Terakhir, ada Techback. Ini dianggap sebagai langkah terpenting dalam mengubah pembelajaran mesin menjadi pengetahuan manusia. Setelah menerima hasil dari AI, pengguna perlu berlatih menjelaskan pengetahuan tersebut kepada orang lain atau menafsirkannya kembali sendiri.
"Kita tidak perlu takut pada AI. Sejarah manusia telah menyaksikan transisi dari Zaman Batu dan Zaman Perunggu ke mesin uap dan komputer. Siapa pun yang memahami dan menguasai alat-alat baru ini akan menjadi pemenangnya. Mari kita kuasai AI untuk masa depan yang lebih baik," pungkas perwakilan Aptech.
Menurut Le Cong Nang, seorang ahli AI dan kepala komunitas AI untuk Bisnis, kekhawatiran bahwa "penggunaan AI secara berlebihan akan membuat otak Anda kosong" berasal dari kekhawatiran yang wajar, tetapi perlu dilihat secara seimbang. AI memang dapat membuat orang menjadi pemikir yang malas jika kita sepenuhnya bergantung padanya, seperti ketika komputer melakukan perhitungan untuk kita, kita dengan mudah lupa cara melakukannya secara manual.
“Namun, masalahnya bukanlah teknologi itu sendiri, melainkan bagaimana kita menggunakannya. AI adalah alat produktivitas, bukan pengganti otak. Bagi bisnis yang saya latih, hal pertama yang saya tekankan adalah: AI membantu Anda melakukan sesuatu lebih cepat, bukan lebih akurat, jika pengguna tidak memiliki pengetahuan yang diperlukan. Misalnya, pemandu AI yang tidak memahami budaya tidak dapat menulis presentasi yang baik; operator AI yang kurang memiliki keterampilan profesional tidak dapat membuat rencana perjalanan yang akurat.
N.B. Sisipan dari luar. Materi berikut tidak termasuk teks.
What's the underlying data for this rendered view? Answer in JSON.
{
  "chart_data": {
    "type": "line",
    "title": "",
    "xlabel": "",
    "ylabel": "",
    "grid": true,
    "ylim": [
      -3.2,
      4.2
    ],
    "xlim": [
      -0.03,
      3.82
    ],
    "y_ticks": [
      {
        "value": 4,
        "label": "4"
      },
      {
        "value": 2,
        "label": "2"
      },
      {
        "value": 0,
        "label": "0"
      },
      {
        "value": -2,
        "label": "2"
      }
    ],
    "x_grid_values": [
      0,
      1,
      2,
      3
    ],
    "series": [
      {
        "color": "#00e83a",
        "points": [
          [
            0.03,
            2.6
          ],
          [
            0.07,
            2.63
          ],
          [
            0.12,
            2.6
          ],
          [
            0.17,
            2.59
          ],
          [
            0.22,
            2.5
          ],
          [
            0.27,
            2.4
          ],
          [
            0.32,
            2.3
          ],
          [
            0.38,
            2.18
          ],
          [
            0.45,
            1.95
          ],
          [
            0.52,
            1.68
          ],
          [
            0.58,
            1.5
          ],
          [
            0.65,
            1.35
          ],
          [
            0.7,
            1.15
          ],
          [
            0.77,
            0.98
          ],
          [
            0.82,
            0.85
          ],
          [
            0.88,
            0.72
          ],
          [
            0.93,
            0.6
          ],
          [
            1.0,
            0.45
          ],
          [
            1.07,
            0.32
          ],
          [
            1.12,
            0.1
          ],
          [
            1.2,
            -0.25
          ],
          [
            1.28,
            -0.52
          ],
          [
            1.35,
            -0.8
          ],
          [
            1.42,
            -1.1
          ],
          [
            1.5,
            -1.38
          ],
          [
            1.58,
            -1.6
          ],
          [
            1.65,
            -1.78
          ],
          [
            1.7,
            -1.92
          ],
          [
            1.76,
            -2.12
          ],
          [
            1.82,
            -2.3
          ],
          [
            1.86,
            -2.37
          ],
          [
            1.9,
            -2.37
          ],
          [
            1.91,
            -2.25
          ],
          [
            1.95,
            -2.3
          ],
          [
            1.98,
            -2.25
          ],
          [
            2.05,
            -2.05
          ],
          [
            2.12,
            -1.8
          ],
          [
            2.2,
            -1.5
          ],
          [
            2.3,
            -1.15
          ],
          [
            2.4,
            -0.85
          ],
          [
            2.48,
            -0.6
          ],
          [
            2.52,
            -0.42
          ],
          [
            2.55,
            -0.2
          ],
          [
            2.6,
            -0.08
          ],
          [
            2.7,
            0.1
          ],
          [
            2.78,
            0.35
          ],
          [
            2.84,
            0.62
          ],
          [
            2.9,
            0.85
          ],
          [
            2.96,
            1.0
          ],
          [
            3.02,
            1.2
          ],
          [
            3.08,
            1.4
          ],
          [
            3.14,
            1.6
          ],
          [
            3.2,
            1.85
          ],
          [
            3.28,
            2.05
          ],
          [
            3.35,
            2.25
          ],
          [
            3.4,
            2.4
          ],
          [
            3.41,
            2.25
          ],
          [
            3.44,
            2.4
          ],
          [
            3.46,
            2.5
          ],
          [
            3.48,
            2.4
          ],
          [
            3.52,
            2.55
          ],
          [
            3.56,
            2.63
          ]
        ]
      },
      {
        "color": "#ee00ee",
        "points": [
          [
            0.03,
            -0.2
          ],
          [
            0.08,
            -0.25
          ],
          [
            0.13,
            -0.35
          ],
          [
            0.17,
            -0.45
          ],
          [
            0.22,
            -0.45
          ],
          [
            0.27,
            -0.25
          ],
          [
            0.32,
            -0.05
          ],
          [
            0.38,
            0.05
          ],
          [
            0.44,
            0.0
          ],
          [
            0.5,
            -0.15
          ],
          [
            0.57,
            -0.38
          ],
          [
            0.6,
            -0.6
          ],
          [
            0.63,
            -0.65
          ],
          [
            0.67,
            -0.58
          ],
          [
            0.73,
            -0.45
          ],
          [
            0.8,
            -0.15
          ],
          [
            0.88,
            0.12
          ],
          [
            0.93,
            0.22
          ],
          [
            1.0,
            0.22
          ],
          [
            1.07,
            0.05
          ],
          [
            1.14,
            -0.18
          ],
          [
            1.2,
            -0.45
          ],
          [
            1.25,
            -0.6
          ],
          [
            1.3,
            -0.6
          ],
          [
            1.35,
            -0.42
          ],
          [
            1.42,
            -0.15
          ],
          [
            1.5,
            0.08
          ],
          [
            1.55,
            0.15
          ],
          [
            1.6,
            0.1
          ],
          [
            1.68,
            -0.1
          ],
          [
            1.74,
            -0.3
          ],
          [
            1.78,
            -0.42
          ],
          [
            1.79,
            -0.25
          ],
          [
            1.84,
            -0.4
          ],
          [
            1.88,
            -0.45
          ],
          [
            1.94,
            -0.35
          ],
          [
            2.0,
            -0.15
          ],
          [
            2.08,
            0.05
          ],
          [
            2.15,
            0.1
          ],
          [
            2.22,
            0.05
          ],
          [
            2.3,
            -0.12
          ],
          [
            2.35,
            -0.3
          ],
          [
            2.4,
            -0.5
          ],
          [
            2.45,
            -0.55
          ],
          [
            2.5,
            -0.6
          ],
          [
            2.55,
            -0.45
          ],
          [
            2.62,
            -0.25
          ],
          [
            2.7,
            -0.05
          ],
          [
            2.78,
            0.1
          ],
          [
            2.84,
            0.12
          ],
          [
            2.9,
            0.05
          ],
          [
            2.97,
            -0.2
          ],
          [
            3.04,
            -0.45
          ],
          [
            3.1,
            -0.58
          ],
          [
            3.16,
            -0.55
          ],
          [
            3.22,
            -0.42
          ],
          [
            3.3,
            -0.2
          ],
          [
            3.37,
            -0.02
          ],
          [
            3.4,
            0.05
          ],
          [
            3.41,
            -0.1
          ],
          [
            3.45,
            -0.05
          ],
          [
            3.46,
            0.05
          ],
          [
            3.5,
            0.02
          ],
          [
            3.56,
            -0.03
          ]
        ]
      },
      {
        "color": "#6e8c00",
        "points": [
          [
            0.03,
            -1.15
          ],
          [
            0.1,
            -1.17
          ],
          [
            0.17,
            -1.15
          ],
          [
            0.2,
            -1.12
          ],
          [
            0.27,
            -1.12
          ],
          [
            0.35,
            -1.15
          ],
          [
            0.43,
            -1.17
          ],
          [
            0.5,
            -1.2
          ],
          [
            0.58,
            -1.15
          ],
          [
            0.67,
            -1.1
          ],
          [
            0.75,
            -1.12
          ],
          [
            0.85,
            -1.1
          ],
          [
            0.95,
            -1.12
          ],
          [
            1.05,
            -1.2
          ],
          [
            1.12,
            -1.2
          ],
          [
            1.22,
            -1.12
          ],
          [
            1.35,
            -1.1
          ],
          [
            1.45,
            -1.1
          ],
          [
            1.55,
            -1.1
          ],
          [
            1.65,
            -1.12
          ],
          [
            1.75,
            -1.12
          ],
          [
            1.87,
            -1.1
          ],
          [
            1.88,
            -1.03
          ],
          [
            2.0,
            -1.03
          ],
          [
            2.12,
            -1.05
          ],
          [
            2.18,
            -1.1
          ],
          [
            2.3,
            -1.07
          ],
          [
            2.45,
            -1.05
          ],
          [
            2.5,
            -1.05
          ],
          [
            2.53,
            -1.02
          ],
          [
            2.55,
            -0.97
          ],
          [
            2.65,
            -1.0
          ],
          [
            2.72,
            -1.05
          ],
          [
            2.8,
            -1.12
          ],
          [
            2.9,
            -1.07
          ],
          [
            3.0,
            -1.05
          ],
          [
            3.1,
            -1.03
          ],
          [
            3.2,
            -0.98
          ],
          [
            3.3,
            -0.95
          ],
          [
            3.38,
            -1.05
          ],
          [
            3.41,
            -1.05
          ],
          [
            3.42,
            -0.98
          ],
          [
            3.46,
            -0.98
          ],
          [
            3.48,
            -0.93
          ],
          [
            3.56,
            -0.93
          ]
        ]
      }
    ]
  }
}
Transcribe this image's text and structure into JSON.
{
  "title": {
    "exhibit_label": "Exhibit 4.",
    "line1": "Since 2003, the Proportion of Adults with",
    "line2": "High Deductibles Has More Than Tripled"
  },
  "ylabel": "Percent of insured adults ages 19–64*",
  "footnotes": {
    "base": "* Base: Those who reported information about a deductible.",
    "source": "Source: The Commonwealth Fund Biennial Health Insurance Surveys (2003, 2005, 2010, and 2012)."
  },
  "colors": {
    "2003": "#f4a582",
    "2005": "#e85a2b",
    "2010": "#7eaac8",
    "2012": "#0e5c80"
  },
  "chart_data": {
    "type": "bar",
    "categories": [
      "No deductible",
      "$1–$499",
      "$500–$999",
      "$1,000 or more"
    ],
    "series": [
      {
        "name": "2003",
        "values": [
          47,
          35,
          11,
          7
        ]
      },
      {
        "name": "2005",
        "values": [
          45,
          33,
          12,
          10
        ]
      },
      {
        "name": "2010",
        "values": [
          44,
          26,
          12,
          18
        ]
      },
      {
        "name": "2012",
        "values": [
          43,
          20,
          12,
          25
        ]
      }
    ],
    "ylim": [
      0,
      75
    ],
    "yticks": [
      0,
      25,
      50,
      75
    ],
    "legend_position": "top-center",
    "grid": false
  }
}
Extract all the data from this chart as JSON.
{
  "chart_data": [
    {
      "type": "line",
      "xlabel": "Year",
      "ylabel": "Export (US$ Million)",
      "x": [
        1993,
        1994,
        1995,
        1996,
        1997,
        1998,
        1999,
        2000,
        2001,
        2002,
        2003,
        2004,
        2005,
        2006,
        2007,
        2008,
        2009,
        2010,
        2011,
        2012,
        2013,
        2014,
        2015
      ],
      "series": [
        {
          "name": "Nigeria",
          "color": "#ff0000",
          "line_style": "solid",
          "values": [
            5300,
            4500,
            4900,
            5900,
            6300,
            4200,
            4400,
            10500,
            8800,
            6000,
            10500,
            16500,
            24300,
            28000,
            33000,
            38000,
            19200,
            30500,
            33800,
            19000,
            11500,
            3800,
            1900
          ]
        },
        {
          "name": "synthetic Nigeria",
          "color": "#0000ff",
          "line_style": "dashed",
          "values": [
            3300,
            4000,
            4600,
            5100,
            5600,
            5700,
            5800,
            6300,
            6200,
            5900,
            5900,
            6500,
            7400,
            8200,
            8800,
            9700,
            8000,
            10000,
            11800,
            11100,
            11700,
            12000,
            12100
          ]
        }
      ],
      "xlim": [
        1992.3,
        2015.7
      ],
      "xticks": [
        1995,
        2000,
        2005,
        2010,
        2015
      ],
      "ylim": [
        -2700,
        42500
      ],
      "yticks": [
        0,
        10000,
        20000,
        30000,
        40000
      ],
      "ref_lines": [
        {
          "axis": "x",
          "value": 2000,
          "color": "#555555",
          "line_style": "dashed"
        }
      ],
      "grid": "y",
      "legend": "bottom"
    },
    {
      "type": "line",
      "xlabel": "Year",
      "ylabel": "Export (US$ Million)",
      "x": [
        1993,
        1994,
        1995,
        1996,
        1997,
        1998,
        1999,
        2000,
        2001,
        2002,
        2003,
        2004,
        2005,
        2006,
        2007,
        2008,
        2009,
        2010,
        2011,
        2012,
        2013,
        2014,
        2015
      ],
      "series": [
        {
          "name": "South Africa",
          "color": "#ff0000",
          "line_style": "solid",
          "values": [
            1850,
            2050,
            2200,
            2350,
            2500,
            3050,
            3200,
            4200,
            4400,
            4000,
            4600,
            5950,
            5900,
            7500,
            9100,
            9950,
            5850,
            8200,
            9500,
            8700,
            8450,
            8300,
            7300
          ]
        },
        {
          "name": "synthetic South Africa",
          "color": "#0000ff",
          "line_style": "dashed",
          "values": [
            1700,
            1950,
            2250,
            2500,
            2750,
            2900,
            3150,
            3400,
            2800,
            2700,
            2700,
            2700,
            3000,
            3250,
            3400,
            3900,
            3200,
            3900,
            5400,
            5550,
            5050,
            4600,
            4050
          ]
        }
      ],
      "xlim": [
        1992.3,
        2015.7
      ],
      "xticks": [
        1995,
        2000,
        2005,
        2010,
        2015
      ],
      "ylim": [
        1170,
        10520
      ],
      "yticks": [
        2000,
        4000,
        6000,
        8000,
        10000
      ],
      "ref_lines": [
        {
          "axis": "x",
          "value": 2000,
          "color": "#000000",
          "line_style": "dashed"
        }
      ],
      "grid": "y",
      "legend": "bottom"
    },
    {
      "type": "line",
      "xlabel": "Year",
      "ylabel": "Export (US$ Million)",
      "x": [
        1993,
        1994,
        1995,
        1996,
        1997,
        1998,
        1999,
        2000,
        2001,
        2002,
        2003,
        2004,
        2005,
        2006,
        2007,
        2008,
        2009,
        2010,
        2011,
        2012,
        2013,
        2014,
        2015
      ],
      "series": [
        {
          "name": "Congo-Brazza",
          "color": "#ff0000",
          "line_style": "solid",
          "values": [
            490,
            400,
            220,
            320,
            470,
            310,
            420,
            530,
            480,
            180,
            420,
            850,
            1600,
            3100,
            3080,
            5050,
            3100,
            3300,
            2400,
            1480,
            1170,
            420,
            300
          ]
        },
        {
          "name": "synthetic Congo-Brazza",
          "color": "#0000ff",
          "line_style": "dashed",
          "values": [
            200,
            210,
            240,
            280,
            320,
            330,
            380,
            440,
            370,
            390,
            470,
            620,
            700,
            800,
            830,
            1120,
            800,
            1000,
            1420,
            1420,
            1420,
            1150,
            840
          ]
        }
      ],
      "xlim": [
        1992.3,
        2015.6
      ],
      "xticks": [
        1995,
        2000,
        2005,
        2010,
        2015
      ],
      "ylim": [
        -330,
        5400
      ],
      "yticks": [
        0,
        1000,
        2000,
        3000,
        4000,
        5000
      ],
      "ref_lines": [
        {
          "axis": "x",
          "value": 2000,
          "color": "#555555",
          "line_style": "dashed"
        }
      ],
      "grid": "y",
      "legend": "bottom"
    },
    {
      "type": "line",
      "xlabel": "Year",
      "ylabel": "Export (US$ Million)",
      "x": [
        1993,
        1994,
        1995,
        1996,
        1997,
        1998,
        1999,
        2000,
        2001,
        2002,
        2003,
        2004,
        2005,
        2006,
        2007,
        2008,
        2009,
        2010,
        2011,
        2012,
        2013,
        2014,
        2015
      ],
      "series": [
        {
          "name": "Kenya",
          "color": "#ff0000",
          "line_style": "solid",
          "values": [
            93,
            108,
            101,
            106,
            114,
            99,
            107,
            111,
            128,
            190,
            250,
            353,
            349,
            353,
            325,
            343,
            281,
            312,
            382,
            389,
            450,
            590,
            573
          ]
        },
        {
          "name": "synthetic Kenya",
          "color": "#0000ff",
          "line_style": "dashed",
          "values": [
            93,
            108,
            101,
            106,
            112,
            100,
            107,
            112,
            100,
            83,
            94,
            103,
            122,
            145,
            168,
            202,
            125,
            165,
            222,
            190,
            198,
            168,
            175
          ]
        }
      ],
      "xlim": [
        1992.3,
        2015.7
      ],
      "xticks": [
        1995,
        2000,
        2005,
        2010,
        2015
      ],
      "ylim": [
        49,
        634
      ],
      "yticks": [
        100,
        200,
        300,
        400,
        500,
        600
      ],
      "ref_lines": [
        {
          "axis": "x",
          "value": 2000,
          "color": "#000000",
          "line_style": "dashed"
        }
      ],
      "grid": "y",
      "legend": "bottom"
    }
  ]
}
AI hanya melebih-lebihkan apa yang sudah diketahui pengguna. Pada kenyataannya, mereka yang menggunakan AI secara teratur dan benar belajar lebih cepat dan memperbarui pengetahuan mereka dengan lebih baik karena mereka memiliki akses ke beragam informasi dan mempersingkat siklus coba-coba.”
Yang terpenting adalah mendidik cara berpikir kita: AI membantu, manusia memutuskan; AI mensintesis, manusia menganalisis; AI membuat draf, manusia menyempurnakan. Jika kita tahu cara mengajukan pertanyaan yang tepat, memverifikasi informasi, dan mengembangkan pemikiran kritis, AI tidak akan membuat kita lebih rendah, tetapi lebih cepat, lebih kuat, dan lebih kompetitif di era baru.